Phase 5Evaluation and Security·11 min read

Evaluating RAG Systems with Ragas

Phase 5 of 8

Ragas is a framework specifically designed to evaluate Retrieval-Augmented Generation systems. This guide shows you how to measure retrieval and generation quality.

Coming from Software Engineering? Ragas metrics are like test coverage and performance benchmarks for your RAG pipeline. Faithfulness measures "does the output match the retrieved data?" (like asserting a function returns values from its input). Context relevance measures "did we retrieve the right documents?" (like asserting your SQL query returns the right rows). Answer relevance measures "did we actually answer the question?" (like asserting API response matches the request). Context recall measures "did we retrieve everything we needed?" — like checking your query didn't miss rows it should have returned. If you've built test suites with coverage metrics, this is the same discipline. One difference: unlike a normal assert, Ragas doesn't string-compare — it uses an LLM to read each answer against its context and grade it 0-1 (the LLM-as-judge idea from Day 58).

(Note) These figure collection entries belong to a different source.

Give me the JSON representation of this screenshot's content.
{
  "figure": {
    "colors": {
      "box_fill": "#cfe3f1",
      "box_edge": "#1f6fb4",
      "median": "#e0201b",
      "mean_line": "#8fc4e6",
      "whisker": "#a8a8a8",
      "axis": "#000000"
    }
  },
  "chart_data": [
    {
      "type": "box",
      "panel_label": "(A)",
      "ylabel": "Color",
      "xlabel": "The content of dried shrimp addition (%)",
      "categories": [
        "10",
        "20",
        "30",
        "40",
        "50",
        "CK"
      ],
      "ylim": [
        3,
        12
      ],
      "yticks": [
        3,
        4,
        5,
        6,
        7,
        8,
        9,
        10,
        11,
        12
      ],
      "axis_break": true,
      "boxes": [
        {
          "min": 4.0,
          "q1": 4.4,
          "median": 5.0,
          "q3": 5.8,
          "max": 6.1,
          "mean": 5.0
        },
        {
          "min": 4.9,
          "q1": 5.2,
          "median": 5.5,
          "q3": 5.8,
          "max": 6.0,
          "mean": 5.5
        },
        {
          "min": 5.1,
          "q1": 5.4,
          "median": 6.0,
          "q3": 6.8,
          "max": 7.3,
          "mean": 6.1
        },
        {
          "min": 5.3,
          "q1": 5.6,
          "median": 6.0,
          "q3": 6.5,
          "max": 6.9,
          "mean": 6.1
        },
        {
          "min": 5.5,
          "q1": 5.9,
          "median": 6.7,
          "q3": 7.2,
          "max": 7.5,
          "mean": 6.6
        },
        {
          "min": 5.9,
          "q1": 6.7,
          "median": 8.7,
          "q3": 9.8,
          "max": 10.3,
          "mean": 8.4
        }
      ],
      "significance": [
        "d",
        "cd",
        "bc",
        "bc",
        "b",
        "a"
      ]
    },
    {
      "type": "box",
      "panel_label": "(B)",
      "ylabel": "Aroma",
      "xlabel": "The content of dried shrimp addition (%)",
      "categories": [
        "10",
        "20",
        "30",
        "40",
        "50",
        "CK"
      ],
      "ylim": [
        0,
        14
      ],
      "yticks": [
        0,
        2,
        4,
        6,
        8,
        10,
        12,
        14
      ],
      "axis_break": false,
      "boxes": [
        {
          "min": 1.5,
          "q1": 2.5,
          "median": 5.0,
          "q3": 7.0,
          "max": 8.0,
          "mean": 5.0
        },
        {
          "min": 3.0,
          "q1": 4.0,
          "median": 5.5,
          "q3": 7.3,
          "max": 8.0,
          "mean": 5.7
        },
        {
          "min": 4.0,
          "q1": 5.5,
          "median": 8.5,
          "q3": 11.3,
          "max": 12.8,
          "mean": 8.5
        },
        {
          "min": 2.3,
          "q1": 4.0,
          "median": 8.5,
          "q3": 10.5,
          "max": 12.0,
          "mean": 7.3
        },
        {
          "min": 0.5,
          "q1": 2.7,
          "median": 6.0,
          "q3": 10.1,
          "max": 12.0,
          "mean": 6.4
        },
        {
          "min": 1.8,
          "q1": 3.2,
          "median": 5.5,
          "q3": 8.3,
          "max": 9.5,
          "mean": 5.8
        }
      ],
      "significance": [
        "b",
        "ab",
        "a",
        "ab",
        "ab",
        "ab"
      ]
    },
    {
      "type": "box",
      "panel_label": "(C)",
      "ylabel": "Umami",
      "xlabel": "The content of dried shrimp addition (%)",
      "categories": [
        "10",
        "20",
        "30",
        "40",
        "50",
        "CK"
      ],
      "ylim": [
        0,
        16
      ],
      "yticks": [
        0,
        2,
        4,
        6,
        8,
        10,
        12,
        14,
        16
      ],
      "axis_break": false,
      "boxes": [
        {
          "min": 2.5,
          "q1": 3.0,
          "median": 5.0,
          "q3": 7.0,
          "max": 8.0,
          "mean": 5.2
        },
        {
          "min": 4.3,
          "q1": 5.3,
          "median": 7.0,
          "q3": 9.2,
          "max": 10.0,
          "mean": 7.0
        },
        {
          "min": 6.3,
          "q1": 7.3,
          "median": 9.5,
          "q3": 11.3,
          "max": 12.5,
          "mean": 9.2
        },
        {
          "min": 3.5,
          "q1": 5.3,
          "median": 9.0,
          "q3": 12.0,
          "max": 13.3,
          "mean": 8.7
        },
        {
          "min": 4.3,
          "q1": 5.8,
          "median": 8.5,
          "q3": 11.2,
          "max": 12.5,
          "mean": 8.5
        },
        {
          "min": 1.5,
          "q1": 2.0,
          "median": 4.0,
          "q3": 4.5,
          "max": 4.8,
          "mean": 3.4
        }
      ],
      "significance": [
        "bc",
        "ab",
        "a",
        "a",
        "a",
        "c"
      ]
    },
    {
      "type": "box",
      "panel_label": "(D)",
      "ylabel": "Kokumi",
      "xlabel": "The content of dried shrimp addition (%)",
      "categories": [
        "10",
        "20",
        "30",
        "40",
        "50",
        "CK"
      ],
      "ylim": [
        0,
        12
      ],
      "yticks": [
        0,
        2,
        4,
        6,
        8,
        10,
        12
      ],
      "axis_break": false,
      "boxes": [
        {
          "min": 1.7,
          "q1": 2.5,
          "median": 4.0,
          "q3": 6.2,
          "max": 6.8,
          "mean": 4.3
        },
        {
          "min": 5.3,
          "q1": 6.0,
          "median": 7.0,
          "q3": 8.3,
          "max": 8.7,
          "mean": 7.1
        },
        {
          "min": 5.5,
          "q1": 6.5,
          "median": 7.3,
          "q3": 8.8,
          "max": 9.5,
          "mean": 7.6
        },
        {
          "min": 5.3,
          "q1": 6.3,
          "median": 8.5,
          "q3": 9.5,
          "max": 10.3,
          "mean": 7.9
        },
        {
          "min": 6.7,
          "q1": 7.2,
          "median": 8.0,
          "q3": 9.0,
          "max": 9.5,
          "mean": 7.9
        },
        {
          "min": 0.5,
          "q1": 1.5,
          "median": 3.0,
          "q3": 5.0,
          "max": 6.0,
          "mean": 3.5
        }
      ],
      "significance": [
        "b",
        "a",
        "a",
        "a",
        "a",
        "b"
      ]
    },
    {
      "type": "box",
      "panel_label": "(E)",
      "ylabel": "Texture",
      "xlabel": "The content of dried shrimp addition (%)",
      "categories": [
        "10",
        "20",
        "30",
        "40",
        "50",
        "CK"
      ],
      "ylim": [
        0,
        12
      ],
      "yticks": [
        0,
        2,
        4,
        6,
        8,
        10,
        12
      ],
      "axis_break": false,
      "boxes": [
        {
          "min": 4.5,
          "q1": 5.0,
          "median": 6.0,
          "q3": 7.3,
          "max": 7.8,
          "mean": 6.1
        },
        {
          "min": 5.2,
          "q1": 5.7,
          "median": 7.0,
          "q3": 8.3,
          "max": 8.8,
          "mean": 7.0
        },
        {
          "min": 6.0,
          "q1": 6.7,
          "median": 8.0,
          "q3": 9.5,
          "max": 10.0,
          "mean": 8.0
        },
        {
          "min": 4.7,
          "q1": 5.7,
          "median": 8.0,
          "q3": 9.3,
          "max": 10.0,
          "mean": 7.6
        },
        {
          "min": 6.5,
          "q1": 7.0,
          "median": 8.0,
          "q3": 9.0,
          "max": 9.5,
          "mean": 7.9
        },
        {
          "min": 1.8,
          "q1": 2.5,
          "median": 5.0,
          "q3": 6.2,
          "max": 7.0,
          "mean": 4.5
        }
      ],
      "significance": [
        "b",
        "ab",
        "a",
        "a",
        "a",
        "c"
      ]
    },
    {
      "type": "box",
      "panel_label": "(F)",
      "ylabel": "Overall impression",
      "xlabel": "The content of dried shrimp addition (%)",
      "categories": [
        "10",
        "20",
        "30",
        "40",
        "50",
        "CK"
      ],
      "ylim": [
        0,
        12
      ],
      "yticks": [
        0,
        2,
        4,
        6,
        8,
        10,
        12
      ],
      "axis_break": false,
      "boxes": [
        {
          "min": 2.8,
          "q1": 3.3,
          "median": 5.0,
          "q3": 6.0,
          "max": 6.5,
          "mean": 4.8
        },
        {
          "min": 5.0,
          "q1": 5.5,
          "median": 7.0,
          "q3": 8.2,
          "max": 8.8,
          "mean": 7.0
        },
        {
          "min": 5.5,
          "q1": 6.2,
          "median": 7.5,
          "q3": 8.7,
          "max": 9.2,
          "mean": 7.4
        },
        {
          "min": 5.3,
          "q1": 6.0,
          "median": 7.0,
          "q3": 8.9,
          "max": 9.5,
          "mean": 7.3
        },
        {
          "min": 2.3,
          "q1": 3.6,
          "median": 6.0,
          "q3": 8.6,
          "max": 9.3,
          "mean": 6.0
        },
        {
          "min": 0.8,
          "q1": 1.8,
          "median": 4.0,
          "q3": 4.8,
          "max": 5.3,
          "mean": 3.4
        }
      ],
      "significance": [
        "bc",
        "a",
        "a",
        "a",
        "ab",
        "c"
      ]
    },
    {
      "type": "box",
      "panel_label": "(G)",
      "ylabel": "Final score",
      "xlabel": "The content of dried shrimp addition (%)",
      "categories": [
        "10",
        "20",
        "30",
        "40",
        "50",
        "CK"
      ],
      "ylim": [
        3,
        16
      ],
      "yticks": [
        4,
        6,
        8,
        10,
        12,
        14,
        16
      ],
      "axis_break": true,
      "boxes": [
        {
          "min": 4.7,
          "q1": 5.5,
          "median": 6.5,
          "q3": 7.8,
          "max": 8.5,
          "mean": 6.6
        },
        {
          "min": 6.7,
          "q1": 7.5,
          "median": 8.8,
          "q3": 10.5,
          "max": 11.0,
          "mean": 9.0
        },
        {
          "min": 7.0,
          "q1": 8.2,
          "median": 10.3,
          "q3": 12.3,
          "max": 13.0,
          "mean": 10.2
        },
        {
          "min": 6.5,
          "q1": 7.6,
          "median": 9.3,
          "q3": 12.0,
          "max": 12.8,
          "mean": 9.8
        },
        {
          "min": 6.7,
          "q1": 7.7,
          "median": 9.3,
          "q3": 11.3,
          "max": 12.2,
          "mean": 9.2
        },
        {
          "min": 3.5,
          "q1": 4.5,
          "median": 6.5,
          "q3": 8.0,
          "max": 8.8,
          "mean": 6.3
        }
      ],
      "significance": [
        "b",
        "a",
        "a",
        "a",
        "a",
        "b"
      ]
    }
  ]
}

Treat the scores as an automated reviewer's grade: approximate, and they can shift slightly run to run.


What is Ragas?

Ragas measures:

  • Faithfulness: Is the answer grounded in retrieved context?
  • Answer Relevancy: Does the answer address the question?
  • Context Precision: Are retrieved contexts relevant?
  • Context Recall: Do contexts contain the needed information?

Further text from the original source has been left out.